June 8th, 2008 - 2:49 pm ICT by IANS  

By Liz Mathew
New Delhi, June 8 (IANS) Although they themselves are to blame, political parties have finally started to vocally worry over the role of black money in elections in India. The money factor in the recent Karnataka polls has given sleepless nights to many politicians as well as the intelligentsia. Middle-level political activists say that moneybags are marginalising them — slowly but effectively.

The seizure of a large amount of cash in Karnataka during the state assembly elections, the outburst of a Communist Party of India-Marxist (CPI-M) leader in West Bengal and the arrest of a “corrupt” Congress leader in Assam, although unrelated, have helped to push the issue to the forefront.

More and more leaders cutting across party lines are addressing the issue though no one seems to have any ready answers.

A worried Chief Election Commissioner N. Gopalaswami revealed that the total value of cash, liquor and goodies seized across Karnataka during the election campaign was a mind-boggling Rs. 455 million (nearly $11 million).

Gopalaswami admitted that he had never come across anything like this in the four years he has spent in the poll panel.

One of his predecessors, T.N. Seshan, had perceptibly remarked over a decade ago that electoral corruption was at the root of all corruption in the country.

N. Bhaskar Rao of the Centre for Media Studies - which studies Indian elections closely - said at least Rs.20 billion ($500 million) was spent by various actors in the Karnataka battle.

“Out of this, at least Rs.14 billion was black money,” Rao told IANS. “We have ample evidence that money influences voters. In Karnataka at least 35 candidates who won are millionaires.”

Senior Congress leader Vayalar Ravi admitted that the new trend was a “major threat to democracy, a menace even more dangerous than the Naxalite (Maoist) threat”.

Another Congress leader, who did not want to be named, admitted that the financial strength of one aspiring to contest elections had become a major criterion.

“A rich candidate is preferred any day to a poor party worker, even if the latter is sincere. Somehow it is felt that the rich can easily win elections,” the leader told IANS.

“Many voters are also looking up to people who spend money on them. We are helpless,” he added.

Another former MP who did not want to be named said: “Money has become very important. People have also become corrupt. Many ask for money to even vote. Poverty could be a reason for it.”

But Rao pointed out that even members of the middle class were getting influenced by money during election time.

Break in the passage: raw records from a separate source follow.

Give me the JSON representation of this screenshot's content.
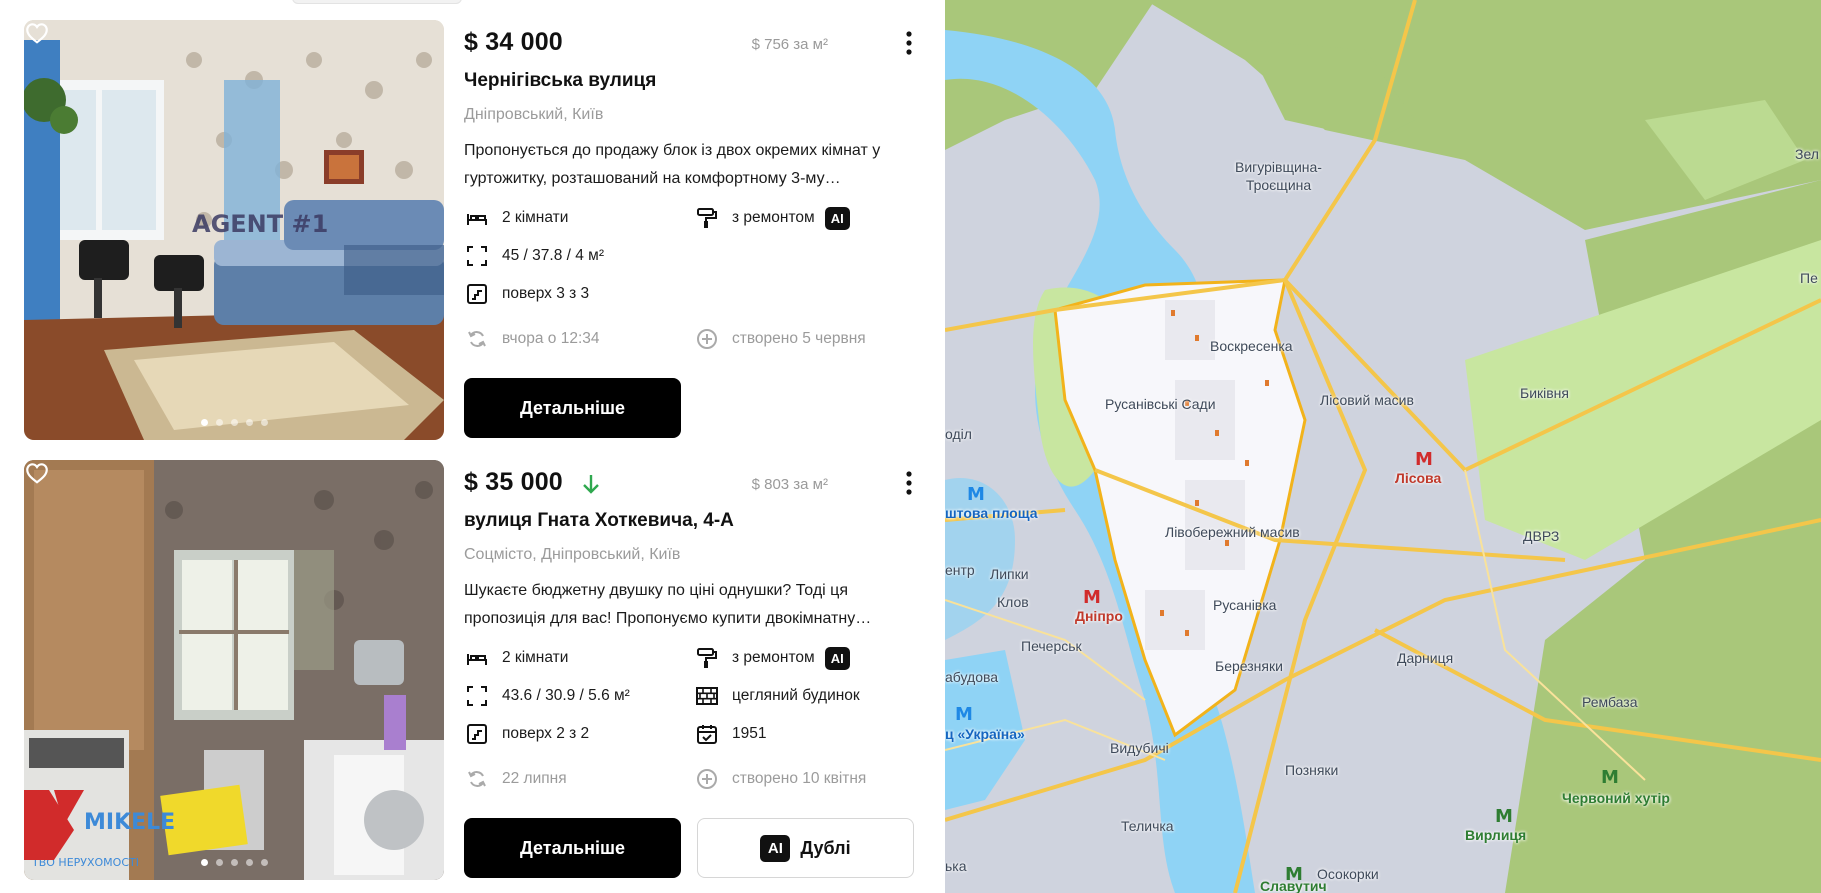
{
  "listings": [
    {
      "price": "$ 34 000",
      "price_per_m2": "$ 756 за м²",
      "title": "Чернігівська вулиця",
      "address": "Дніпровський, Київ",
      "description_line1": "Пропонується до продажу блок із двох окремих кімнат у",
      "description_line2": "гуртожитку, розташований на комфортному 3-му…",
      "rooms": "2 кімнати",
      "area": "45 / 37.8 / 4 м²",
      "floor": "поверх 3 з 3",
      "renovation": "з ремонтом",
      "ai_badge": "AI",
      "updated": "вчора о 12:34",
      "created": "створено 5 червня",
      "details_label": "Детальніше",
      "watermark": "AGENT #1",
      "photo_dots": 5,
      "active_dot": 0
    },
    {
      "price": "$ 35 000",
      "price_trend": "down",
      "price_per_m2": "$ 803 за м²",
      "title": "вулиця Гната Хоткевича, 4-А",
      "address": "Соцмісто, Дніпровський, Київ",
      "description_line1": "Шукаєте бюджетну двушку по ціні однушки? Тоді ця",
      "description_line2": "пропозиція для вас! Пропонуємо купити двокімнатну…",
      "rooms": "2 кімнати",
      "area": "43.6 / 30.9 / 5.6 м²",
      "floor": "поверх 2 з 2",
      "renovation": "з ремонтом",
      "building": "цегляний будинок",
      "year": "1951",
      "ai_badge": "AI",
      "updated": "22 липня",
      "created": "створено 10 квітня",
      "details_label": "Детальніше",
      "duplicates_label": "Дублі",
      "watermark": "MIKELE",
      "watermark_sub": "ТВО НЕРУХОМОСТІ",
      "photo_dots": 5,
      "active_dot": 0
    }
  ],
  "map": {
    "labels": {
      "troieshchyna": "Вигурівщина-\nТроєщина",
      "voskresenka": "Воскресенка",
      "rusanivski_sady": "Русанівські Сади",
      "lisovyi_masyv": "Лісовий масив",
      "bykivnia": "Биківня",
      "lisova": "Лісова",
      "livoberezhnyi": "Лівобережний масив",
      "dvrz": "ДВРЗ",
      "rusanivka": "Русанівка",
      "dnipro": "Дніпро",
      "lypky": "Липки",
      "klov": "Клов",
      "pechersk": "Печерськ",
      "bereznyaky": "Березняки",
      "darnytsia": "Дарниця",
      "rembaza": "Рембаза",
      "vydubychi": "Видубичі",
      "pozniaky": "Позняки",
      "chervonyi_khutir": "Червоний хутір",
      "vyrlytsia": "Вирлиця",
      "teremky_label": "Теличка",
      "osokorky": "Осокорки",
      "slavutych": "Славутич",
      "edge_podil": "оділ",
      "edge_ploshcha": "штова площа",
      "edge_tsentr": "ентр",
      "edge_budova": "абудова",
      "edge_ukraina": "ц «Україна»",
      "edge_ka": "ька",
      "edge_zel": "Зел",
      "edge_pe": "Пе"
    },
    "colors": {
      "water": "#8fd3f5",
      "urban": "#cdd2de",
      "park": "#c8e6a0",
      "forest": "#a9c77a",
      "road": "#f4c64a",
      "highlight_fill": "#f7f7fb",
      "highlight_border": "#f2b31b"
    }
  }
}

The problem seems to be more severe in areas where civil society lacks a vigilance system vis-a-vis the use of money in the democratic process.

According to Rao, in at least 120 of the 543 Lok Sabha constituencies, the candidates end up spending more than Rs.20 million to try to get into parliament.

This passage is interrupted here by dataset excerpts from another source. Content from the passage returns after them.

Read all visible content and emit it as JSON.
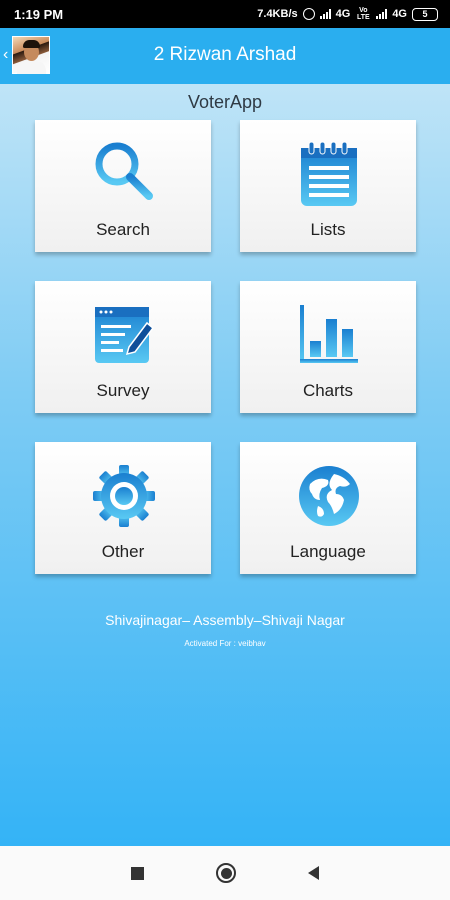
{
  "status_bar": {
    "time": "1:19 PM",
    "net_speed": "7.4KB/s",
    "network_1": "4G",
    "volte": "Vo LTE",
    "network_2": "4G",
    "battery": "5"
  },
  "header": {
    "title": "2 Rizwan Arshad"
  },
  "main": {
    "app_name": "VoterApp",
    "tiles": [
      {
        "label": "Search",
        "icon": "search-icon"
      },
      {
        "label": "Lists",
        "icon": "notepad-icon"
      },
      {
        "label": "Survey",
        "icon": "survey-icon"
      },
      {
        "label": "Charts",
        "icon": "bar-chart-icon"
      },
      {
        "label": "Other",
        "icon": "gear-icon"
      },
      {
        "label": "Language",
        "icon": "globe-icon"
      }
    ],
    "location": "Shivajinagar– Assembly–Shivaji Nagar",
    "activated_for": "Activated For : veibhav"
  },
  "colors": {
    "header": "#2aaeef",
    "icon_dark": "#1a7fd0",
    "icon_light": "#59c9f3"
  }
}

In another 25 constituencies, Rao said, this amount rose to Rs.50 million. “But Karnataka has set a new benchmark (in money power).”

Gopalaswami had said recently: “If a candidate is willing to spend 10 times more than the prescribed ceiling on election expenditure, it is done in the secure knowledge that he can earn 10 times more than what he spends once he gets to the seat of power.”

After his party suffered reverses in the panchayat elections in West Bengal, Communist Party of India-Marxist (CPI-M) leader Biman Bose hit out at corrupt leaders.

“Those who didn’t have bicycles have built houses and are moving in cars. From where did you get the money?” Bose asked while speaking to party cadres. “You should look at yourselves in the mirror and compare what you were like. What you see in the mirror is often your blemished face.”

Years ago, the BJP had declared that it would accept only cheques from business-donors. The promise was never implemented. And no political party is interested in cheques — cash is preferred, for obvious reasons.

A politician from Karnataka insisted that “miners” in Bellary had played the deciding factor in determining the outcome in Bellary and adjoining areas.

“They bought over candidates at least in five districts and thus became the kingmakers. The role played by the miners in the formation of a state government now stares at Indian democracy.”

Vayalar Ravi added: “The rich are snatching away the fundamental right of an average voter to decide who should rule.”